I was very relieved to see the seat belt sign light up and heard the rumble of hydraulics as the wheels dropped and the dense palm green below grew closer and faster. Suddenly the engines started to screech and the 707 lurched up away from the runway, banking into the sun that sped around the cabin pulling us deep into seats. The plane, shuddering and hitting every air bump, had now turned north away from Lagos. The Captain told us the news.
Two tractors and fire trucks had blocked the runway, we had been refused permission to land and we had to fly onto Kano where we might be allowed in. It rather depended on the amount of fuel left. This was greeted with screams and for some delight as it meant less of a journey home to the red mud covered Muslim capital of the north. However this was not what I wanted and David, who was not enjoying his first package holiday away without his wife, was not amused. He sat very still, rubbing his passport as though it would offer him a way out.
A couple of years earlier, Nigerian authorities had captured this very aircraft in Lagos as a retaliation for the British police who had rescued a drugged and rather bewildered Cabinet Minister who was stuffed in a box of diplomatic baggage and addressed to the Foreign Ministry in Lagos. These were difficult times and many Nigerians did not forget that humiliation by what some saw as the old occupying power but it was lucky that we had been offered an alternative place to land. By now all alcohol had been expended, cigarettes were being puffed noisily and the chatter was exploding into verbal fights. An hour passed and then the desert red of Kano pushed up to us as we dropped down, bouncing along the tarmac with a scream of the engines in reverse thrust.
The plane taxied but not to the main building and stopped in the middle of the runway and soon all the engines were closed down. The doors were opened and several rickety ladders and steps were attached. We disembarked, and I noticed with horror that all the baggage and cargo was being unloaded to the ground into ragged piles. I saw my whiteboard and projector boxes being examined by thin sticky fingers who were promptly shooed away. The Africans by now had fled to the airport building, dragging wailing children, rope tied bags and the tartan blankets that spilled out of knapsacks.
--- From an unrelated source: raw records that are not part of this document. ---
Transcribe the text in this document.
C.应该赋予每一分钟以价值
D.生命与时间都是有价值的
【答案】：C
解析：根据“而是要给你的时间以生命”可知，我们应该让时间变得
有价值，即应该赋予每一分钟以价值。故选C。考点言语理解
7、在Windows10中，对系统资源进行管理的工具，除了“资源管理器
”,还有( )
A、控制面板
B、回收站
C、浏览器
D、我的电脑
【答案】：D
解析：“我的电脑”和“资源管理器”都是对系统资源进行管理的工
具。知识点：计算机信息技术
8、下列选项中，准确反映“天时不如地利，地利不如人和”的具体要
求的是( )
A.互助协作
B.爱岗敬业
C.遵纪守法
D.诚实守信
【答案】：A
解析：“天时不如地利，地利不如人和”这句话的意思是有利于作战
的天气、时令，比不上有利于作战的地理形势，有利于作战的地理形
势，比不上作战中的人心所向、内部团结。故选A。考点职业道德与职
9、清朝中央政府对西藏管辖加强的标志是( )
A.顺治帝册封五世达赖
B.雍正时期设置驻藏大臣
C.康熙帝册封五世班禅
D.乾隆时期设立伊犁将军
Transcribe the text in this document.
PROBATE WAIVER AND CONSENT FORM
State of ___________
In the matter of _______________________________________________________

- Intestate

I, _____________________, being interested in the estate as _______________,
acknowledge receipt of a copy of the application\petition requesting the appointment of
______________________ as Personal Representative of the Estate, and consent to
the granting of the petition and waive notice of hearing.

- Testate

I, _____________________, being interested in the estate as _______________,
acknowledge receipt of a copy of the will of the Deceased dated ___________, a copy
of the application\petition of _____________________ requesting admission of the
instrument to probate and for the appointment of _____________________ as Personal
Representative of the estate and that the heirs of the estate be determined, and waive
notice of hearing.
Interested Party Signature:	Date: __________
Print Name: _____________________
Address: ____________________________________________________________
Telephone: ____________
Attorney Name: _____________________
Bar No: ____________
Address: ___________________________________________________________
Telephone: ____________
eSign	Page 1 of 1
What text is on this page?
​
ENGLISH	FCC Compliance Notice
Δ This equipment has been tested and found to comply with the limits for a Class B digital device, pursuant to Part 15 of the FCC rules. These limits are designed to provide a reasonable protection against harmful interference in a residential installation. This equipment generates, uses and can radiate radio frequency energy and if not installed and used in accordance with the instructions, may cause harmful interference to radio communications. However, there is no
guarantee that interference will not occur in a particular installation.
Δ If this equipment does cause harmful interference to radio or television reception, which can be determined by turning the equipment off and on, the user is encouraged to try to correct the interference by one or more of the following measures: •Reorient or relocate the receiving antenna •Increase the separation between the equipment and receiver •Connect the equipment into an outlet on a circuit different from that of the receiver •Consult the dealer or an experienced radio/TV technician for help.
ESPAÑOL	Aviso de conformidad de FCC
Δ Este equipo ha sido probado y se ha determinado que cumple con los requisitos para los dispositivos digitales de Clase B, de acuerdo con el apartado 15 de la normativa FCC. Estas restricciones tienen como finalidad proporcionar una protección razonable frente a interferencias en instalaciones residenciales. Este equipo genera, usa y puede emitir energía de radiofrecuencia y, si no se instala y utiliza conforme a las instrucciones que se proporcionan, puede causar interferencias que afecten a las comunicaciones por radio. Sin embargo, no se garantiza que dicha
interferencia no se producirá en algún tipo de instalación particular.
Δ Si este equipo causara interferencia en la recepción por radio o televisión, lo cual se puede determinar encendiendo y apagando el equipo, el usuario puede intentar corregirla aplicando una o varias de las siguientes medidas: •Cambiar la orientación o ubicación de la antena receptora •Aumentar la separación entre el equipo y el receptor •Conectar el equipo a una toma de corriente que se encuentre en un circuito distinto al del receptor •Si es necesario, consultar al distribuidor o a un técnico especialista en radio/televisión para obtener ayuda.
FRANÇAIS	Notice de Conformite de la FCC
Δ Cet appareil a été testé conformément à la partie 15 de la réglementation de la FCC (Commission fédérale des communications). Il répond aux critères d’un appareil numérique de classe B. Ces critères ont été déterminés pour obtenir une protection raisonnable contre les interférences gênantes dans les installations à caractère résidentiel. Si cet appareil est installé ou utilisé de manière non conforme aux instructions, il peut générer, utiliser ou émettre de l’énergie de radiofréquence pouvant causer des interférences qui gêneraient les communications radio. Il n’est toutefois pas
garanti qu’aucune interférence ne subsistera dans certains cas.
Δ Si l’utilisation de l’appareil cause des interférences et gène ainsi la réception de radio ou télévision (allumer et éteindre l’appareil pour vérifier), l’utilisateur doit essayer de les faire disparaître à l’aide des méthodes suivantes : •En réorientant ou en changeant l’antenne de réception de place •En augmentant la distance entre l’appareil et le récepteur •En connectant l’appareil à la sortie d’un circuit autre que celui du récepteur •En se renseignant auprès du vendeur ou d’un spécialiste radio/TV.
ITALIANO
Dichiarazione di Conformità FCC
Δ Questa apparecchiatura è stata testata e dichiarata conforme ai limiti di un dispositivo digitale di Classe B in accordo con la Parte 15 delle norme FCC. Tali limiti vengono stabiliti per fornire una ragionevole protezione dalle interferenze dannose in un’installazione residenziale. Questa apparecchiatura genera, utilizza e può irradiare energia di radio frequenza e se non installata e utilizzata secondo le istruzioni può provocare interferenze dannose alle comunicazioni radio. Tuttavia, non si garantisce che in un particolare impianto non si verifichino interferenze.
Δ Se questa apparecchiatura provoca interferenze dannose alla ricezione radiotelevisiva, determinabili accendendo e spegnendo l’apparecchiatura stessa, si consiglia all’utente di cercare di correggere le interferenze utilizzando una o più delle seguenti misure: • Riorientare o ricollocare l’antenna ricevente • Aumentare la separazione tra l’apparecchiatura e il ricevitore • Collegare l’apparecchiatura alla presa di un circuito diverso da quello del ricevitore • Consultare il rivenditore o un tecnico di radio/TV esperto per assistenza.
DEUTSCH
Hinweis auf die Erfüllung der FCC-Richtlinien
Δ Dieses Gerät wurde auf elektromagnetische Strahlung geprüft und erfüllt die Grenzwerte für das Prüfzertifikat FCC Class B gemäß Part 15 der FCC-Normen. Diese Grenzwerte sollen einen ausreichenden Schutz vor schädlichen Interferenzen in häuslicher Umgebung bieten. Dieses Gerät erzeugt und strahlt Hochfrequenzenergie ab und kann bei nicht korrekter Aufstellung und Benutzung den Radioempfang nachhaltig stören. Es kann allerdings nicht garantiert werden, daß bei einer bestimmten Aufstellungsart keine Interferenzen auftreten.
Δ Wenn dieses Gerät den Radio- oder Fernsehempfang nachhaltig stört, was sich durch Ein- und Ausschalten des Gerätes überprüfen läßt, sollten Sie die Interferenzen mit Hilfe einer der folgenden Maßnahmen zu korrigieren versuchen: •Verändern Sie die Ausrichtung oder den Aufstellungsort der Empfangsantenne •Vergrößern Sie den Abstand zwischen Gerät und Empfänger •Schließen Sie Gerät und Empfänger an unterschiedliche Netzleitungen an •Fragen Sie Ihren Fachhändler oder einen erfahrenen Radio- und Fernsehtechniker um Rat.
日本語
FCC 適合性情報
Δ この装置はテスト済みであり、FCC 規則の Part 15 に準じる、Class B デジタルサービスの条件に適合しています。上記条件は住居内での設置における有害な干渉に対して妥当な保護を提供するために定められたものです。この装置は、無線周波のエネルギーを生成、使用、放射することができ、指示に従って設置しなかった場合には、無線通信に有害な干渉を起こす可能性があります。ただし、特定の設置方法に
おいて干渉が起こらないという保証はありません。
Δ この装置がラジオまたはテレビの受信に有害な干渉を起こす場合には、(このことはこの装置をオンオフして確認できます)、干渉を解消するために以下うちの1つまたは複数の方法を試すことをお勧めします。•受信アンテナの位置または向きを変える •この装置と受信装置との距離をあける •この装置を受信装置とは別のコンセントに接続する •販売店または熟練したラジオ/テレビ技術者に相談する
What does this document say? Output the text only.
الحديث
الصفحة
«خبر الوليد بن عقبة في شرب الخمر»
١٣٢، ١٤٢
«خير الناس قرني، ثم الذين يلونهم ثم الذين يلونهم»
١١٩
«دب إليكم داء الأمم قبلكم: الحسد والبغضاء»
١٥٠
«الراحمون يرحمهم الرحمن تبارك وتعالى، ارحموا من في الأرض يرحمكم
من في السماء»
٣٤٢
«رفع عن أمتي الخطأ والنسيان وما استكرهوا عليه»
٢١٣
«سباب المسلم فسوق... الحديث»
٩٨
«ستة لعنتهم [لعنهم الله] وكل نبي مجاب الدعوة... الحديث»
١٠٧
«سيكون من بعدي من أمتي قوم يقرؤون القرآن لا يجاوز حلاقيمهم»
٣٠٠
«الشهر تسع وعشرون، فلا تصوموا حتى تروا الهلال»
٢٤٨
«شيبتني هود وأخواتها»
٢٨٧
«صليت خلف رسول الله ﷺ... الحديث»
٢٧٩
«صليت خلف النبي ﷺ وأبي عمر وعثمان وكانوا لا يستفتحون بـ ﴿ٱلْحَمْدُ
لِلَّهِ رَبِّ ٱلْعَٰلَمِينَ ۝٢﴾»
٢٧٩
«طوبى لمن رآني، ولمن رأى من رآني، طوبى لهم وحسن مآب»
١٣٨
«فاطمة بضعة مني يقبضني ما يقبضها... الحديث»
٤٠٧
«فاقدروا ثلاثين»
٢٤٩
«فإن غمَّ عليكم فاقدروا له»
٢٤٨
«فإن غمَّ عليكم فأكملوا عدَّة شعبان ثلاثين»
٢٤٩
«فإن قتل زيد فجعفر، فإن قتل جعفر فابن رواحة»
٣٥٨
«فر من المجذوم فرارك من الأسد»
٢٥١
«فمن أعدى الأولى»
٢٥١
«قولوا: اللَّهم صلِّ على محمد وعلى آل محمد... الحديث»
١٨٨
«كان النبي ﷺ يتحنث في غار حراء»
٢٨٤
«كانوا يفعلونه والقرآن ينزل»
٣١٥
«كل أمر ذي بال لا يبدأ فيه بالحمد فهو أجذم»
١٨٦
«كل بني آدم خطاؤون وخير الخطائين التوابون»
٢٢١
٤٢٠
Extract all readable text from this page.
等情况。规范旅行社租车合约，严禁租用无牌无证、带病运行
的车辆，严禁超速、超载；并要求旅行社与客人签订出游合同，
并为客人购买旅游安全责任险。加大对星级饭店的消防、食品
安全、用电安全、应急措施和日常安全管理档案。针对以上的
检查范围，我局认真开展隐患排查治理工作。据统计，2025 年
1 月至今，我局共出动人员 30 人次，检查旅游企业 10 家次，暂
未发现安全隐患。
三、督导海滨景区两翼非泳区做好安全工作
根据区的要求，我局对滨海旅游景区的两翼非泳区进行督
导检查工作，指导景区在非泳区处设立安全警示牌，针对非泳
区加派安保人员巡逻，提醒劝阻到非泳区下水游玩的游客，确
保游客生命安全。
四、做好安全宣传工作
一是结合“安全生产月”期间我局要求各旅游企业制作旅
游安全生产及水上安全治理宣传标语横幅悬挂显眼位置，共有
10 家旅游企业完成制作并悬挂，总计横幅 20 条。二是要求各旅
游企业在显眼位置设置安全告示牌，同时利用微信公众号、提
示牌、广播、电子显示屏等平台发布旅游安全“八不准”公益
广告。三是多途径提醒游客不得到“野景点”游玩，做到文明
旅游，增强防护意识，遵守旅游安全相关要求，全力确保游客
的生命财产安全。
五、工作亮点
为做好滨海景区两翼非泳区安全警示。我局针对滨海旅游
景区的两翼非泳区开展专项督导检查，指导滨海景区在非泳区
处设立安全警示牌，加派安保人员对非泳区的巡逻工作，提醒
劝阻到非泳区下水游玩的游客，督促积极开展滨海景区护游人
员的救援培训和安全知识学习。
David and I were ushered to one side as the Captain appeared on the top steps. He announced that he would have to return to London immediately after refueling, he then apologised that we were stranded but the safety of his crew and plane were paramount. This was long before British Airways told us that ‘to fly was to serve’. I walked in shock into the hot fetid arrivals terminal, though it could have been departures for all we knew. I heard the 707 thunder off, fighting the thin air and watched till it was just a spec leaving us behind, alone. A thick vapour trail hung in the wet air and I took in my position. We were over two thousand miles from our destination and there seemed to be a distinct lack of any planes in sight, or anyone in authority. David by now was shaking so much that I left him in the canteen drinking warm beer rather heavily as I tried to work out what to do next.